GUNMAN - Those who encountered Benjamin Smith say they never saw him commit racially motivated violence before his three-day shooting rampage last week, but they saw him become more willing to express his racist views.
HEATWAVE - A second day of 100-degree (Fahrenheit) temperatures from the Carolinas to New England on Monday turned the holiday into a time of torture, with vacationers fleeing beaches that scorched, only to find that some highways had buckled.
DIRT DIGGING - Private investigators are playing a larger -- though mostly hidden -- role in the public arena, digging up dirt on everyone from regulators to elected national and small-town officials.
KASHMIR - Pakistani Prime Minister Nawaz Sharif is likely to find it difficult to deliver on his pledge to the Americans that he would seek to withdraw Pakistani-backed forces from the Indian side of the cease-fire line in the disputed territory of Kashmir.
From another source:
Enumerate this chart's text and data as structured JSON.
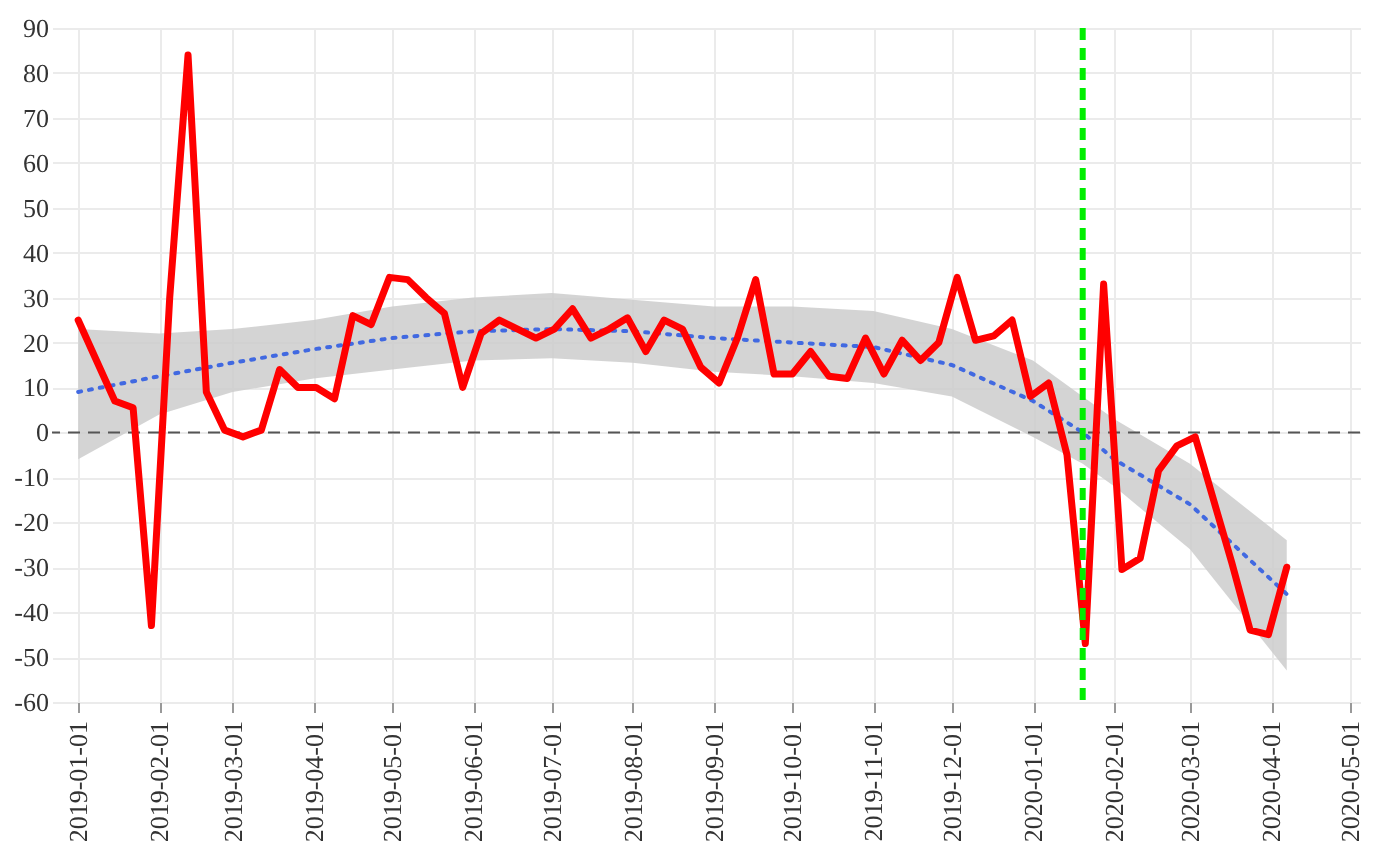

WORK DOGS - Perhaps it was only a matter of time before the dog's snout pushed its way into the corporate tent. The national observance last month of the first Take Your Dog to Work Day suggests office dogs are on the rise.
ECONOMIC BOOM - An entrepreneurial impulse in the eastern hollows of Kentucky will be on the President's agenda as he begins a tour on Monday of some of the nation's most entrenched poverty regions.
ISRAEL - By appointing loyal old-timers to two key posts in his Cabinet and keeping a third for himself, Israeli Prime Minister-elect Ehud Barak appeared on Monday to be trying to consolidate his hold on power as he completed his government.
DOLPHINS - Scientists, following a trail of bloody clues, are discovering that dolphins are far from the happy, peaceful creatures that humans think they know.